Apesar do conhecimento que já temos sobre a actividade intrínseca do cérebro (actividade expontânea que não
resulta de respostas a estímulos ambientais), muito ainda está por ser conhecido. Contudo, o conhecimento que temos
tem estabelecido um conjunto de factos que assumem uma importância capital. Senão vejamos:
1. O funcionamento da actividade intrínseca cerebral constitui a maior fonte de gasto energético, já que o gasto adicional
gerado pela actividade evocada por tarefas não é muito elevado (Raichle, 2010, entre outros).
2. Um aspecto curioso deste tipo de actividade é o facto de ela estar presente mesmo em ocasiões que a consciência não
está presente, como acontece em humanos anestesiados (Greicius et al., 2008).
3. Os padrões de coerência dos estados cerebrais de repouso respeitam os padrões de conectividade anatómica mas não
se restringem a eles.
4. A força da coerência entre os nós dentro dos sistemas varia com a idade (Fair et al., 2007, 2008), com a experiência
(Lewis et al., 2009) e com a doença (Zhang and Raichle, 2010).
5. Apesar de os maiores sistemas cerebrais poderem ser identificados pelo seu padrão único de coerência espacial (ver
Figura 16), eles operam de modo integrado.

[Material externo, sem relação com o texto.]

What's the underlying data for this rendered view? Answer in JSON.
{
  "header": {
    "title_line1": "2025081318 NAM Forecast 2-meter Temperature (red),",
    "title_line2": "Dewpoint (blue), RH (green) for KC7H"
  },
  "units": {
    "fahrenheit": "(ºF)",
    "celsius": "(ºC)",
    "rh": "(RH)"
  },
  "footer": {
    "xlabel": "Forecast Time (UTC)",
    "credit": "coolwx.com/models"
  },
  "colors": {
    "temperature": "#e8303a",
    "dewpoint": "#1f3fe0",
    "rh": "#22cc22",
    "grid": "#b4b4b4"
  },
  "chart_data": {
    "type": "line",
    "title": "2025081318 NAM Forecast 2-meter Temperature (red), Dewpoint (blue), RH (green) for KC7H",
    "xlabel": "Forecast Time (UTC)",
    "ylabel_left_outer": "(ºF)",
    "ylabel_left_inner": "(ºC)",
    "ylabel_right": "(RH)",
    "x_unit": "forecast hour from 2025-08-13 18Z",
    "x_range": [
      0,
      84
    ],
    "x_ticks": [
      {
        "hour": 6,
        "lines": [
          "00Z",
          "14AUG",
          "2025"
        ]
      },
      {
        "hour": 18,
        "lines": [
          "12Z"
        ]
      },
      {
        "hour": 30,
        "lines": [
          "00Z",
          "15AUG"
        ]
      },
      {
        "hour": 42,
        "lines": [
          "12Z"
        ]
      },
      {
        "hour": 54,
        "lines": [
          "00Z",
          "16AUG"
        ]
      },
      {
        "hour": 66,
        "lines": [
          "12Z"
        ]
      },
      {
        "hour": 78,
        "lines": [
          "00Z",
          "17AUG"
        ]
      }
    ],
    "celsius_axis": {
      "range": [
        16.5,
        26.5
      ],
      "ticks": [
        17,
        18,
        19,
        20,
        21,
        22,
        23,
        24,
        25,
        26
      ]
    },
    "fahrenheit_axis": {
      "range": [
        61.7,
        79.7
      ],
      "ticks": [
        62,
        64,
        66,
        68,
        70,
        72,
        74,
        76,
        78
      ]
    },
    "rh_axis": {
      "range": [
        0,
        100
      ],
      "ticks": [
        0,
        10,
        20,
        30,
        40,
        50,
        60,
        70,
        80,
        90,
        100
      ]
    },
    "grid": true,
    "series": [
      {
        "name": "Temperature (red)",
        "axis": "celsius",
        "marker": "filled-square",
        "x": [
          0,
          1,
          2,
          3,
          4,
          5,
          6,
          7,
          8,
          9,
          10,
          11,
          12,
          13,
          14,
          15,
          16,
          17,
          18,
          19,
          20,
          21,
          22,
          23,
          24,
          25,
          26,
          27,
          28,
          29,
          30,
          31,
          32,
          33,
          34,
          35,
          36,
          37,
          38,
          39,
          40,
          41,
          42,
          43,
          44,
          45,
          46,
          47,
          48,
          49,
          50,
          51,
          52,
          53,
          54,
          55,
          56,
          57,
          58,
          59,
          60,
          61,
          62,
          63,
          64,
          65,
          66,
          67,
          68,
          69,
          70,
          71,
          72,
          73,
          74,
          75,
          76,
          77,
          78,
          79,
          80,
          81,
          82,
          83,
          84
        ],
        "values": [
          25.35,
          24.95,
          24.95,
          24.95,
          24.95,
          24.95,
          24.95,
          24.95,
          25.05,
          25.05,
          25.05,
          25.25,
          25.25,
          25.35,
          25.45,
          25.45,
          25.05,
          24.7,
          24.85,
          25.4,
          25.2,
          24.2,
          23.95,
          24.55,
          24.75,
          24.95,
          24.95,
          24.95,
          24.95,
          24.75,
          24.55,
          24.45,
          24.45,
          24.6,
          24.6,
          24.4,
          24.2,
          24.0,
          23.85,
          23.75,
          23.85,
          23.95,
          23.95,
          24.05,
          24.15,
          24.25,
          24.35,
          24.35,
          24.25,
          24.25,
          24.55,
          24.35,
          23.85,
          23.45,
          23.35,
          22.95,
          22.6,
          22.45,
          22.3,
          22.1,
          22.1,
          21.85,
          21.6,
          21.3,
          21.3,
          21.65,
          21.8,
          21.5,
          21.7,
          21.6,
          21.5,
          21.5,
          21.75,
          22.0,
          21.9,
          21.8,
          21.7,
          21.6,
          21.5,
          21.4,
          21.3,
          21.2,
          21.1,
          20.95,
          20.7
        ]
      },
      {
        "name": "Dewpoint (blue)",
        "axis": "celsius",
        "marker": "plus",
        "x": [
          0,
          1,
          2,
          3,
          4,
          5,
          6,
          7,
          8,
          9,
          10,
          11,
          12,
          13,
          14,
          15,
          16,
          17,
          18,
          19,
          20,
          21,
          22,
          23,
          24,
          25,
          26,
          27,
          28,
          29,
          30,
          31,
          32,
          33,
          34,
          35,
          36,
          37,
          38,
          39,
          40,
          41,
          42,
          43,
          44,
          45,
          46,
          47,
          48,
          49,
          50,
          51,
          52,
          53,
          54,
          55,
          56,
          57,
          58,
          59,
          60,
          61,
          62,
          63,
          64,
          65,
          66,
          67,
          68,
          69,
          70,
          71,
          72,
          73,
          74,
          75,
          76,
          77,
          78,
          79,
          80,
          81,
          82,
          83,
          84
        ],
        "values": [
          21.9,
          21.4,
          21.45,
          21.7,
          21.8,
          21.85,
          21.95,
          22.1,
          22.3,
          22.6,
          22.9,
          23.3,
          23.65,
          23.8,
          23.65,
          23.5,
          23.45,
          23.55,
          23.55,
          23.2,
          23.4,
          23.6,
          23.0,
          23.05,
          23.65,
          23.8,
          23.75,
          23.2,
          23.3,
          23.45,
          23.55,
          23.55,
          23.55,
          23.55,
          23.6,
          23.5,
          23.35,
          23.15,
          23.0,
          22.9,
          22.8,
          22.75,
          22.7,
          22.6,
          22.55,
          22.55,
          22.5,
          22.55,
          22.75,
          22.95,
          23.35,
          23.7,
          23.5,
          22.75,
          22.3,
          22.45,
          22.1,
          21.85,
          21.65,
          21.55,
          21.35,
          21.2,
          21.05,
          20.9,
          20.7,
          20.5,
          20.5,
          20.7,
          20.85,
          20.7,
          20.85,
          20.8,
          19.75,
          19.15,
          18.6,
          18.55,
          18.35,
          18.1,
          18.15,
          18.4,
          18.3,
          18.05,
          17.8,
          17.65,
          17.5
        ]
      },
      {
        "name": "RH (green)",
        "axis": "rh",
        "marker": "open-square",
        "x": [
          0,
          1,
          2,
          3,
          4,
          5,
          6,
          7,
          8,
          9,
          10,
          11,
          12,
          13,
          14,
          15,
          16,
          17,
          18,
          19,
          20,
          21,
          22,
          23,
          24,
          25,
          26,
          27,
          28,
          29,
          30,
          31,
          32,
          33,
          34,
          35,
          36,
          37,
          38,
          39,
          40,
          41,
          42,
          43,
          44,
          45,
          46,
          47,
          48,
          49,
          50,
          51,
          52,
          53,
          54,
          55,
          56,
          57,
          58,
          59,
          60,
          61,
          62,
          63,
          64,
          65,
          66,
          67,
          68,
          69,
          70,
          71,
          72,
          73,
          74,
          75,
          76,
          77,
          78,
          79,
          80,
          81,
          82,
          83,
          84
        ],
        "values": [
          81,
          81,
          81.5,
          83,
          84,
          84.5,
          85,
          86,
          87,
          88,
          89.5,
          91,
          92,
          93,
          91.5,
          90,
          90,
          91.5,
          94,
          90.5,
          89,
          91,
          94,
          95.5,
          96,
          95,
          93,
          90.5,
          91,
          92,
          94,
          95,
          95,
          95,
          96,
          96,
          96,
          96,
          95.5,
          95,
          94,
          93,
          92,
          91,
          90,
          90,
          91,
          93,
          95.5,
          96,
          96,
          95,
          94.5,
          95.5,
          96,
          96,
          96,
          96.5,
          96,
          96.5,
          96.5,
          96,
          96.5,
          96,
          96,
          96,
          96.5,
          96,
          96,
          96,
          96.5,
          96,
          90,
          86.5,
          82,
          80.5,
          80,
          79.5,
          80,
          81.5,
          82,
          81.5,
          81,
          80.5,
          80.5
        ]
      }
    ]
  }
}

3. Redes de repouso funcionalemente conectadas


Foram identificadas as seguintes redes de repouso funcionalmente conectadas: (1) default mode network; (2)
rede cíngulo-opercular; (3) rede fronto-parietal; (4) rede dorsal da atenção; (5) rede ventral da atenção; (6) rede
cerebelosa; (7) rede de saliência; (8) rede sensório-motora; (9) rede visual; (10) rede auditiva.
Três destas redes cerebrais são críticas para a função cognitiva: (1) default mode network (DM); (2) rede fronto-
parietal (FP); (3) rede cíngulo-opercular (CO); (4) rede saliência (SA)
A DM parece estar envolvida na sustentação de funções tais como auto-avaliação, planificação, pensamento
independente das tarefas, e atenção às tarefas emocionais internas e diminuiu a sua activação no decurso da execução
de tarefas cognitivas (Broyd et al., 2009). A rede CO inicia e mantém o enquadramento durante o desempenho de uma
tarefa, pensando- se que está apta a detectar erros no comportamento assinalando a possível necessidade de ajustamento
da uma estratégia cognitiva (Becerril et al., 2011). As regiões da FP têm sido referidas como a rede do controlo executivo
Luiza Razuk Freitas 2019/202o 62
(Xie etal., 2012), estando envolvidas na incorporação do feedback de outras redes para fazer ajustamentos no
processamento de tarefas cognitivas futuras.
Para além destas redes, a rede da salinência (SA) (córtice cingulado fronto-anterior, córtice pré-frontal anterior
e a ínsula anterior, Figura 21) tem um papel no recrutamento de áreas cerebrais relevantes para o processamento da
informação sensorial (Palaniyappan and Liddle, 2012).

10. Síntese
O cérebro espacializa e temporaliza. Isto é, estas acções descrevem que as alterações que o cérebro sofre em
resposta a estímulos externos e á sua própria actividade intrínseca são colocadas nos seus respectivos contextos espacial
e temporal. O conjunto de todos os estímulos com o seu contexto espacial cria uma matriz espacial, grelha ou estrutura
que opera através de pontos discretos do espaço físico do cérebro. O mesmo estímulo ou outros estímulos são colocados
em diferentes pontos no tempo físico. Colocar um único estímulo no seu contexto temporal particular torna possível que
esse estímulo se ligue e relacione com outros estímulos nos pontos discretos do tempo físico. Isto resulta numa matriz
temporal, grelha ou estrutura que opera através de distintos pontos no espaço físico.